This product does not protect users or others against bacteria, viruses, germs or other disease organisms.
Let’s look at actual ATP data from a hospital. This hospital is a small, well-regulated hospital with 6 people on the cleaning staff, meaning there is presumably better control over cleaning and a smaller level of cleaning variability compared to larger hospitals. These ATP levels are collected over a one-month period and are measured before the hospital’s daily clean and after the hospital’s daily clean to understand how the surfaces behave between cleanings. After each daily clean at the hospital, average ATP levels are in the acceptable zone which you can see represented by the green circles. Above those green circles, you’ll see a dotted line which is the positive standard deviation. These lines are small and still within the acceptable zone, which indicates a low level of variability in the data. If we add the ATP data from surfaces before they are cleaned for the day, we notice two things: 1) most of the ATP average levels are in the unacceptable zone which are represented by the red and green “X”s and 2) there is a lot of variability in these levels which you can see by referencing the large red/green dotted lines above the “X”s.
Cleaning inconsistencies along with microbial growth on surfaces can lead to unacceptable surface conditions.
Now we are going to take that same small hospital with six people on the cleaning staff and use XYLEX® Protect at the beginning of the month.

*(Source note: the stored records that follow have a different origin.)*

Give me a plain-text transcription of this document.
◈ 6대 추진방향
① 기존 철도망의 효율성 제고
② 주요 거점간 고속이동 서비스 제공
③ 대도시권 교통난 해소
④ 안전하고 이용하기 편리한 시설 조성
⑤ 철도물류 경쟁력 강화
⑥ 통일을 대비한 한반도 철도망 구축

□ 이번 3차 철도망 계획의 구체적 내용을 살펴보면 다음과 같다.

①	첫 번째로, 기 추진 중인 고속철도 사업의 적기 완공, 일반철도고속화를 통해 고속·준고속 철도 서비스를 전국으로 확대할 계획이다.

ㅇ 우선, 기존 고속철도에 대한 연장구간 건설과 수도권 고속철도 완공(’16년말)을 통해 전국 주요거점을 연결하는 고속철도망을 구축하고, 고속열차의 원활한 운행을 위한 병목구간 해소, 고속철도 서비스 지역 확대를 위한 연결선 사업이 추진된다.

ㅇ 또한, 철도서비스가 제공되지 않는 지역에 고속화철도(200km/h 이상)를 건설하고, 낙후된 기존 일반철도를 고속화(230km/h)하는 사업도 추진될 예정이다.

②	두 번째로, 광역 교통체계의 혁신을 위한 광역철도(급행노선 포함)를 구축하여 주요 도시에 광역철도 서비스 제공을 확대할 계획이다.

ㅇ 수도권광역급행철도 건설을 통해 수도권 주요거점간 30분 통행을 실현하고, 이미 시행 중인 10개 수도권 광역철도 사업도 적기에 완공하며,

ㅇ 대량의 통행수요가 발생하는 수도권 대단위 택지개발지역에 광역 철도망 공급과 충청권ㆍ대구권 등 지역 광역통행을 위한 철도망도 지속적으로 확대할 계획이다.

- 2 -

On day 1, the surfaces are cleaned per usual hospital protocols and then XYLEX® Protect is applied once and allowed to dry. XYLEX® Protect is only applied that one time during the month but it creates that molecular barrier to make the surface smoother and makes it difficult for organic residue to adhere to the surface. The remainder of the month, standard cleaning protocols are used just like in the previous graph. ATP levels are still measured before the hospital’s daily clean and after the hospital’s daily clean. After each daily clean at the hospital, average ATP levels are once again in the acceptable zone which you can see represented by the blue circles this time. The dotted lines above the circles still display the positive standard deviation, showing low levels of variability in the data. Now, we’ll add the ATP data from surfaces before they are cleaned for the day, and we’ll again notice two things. 1) Most of the ATP average levels are in the acceptable zone this time which are represented by the blue “X”s. There are exceptions on day 1, before XYLEX®is applied to the surface, and on day 29, which is when we recommend reapplying XYLEX® Protect, at the end of the month. 2) You’ll also notice that the standard deviations (the dotted lines) are really small! This shows that there is very little variability even weeks after application.
Using XYLEX® Protect, these surfaces have stayed clean, preventing those ATP surges, despite any cleaning inconsistencies that exist.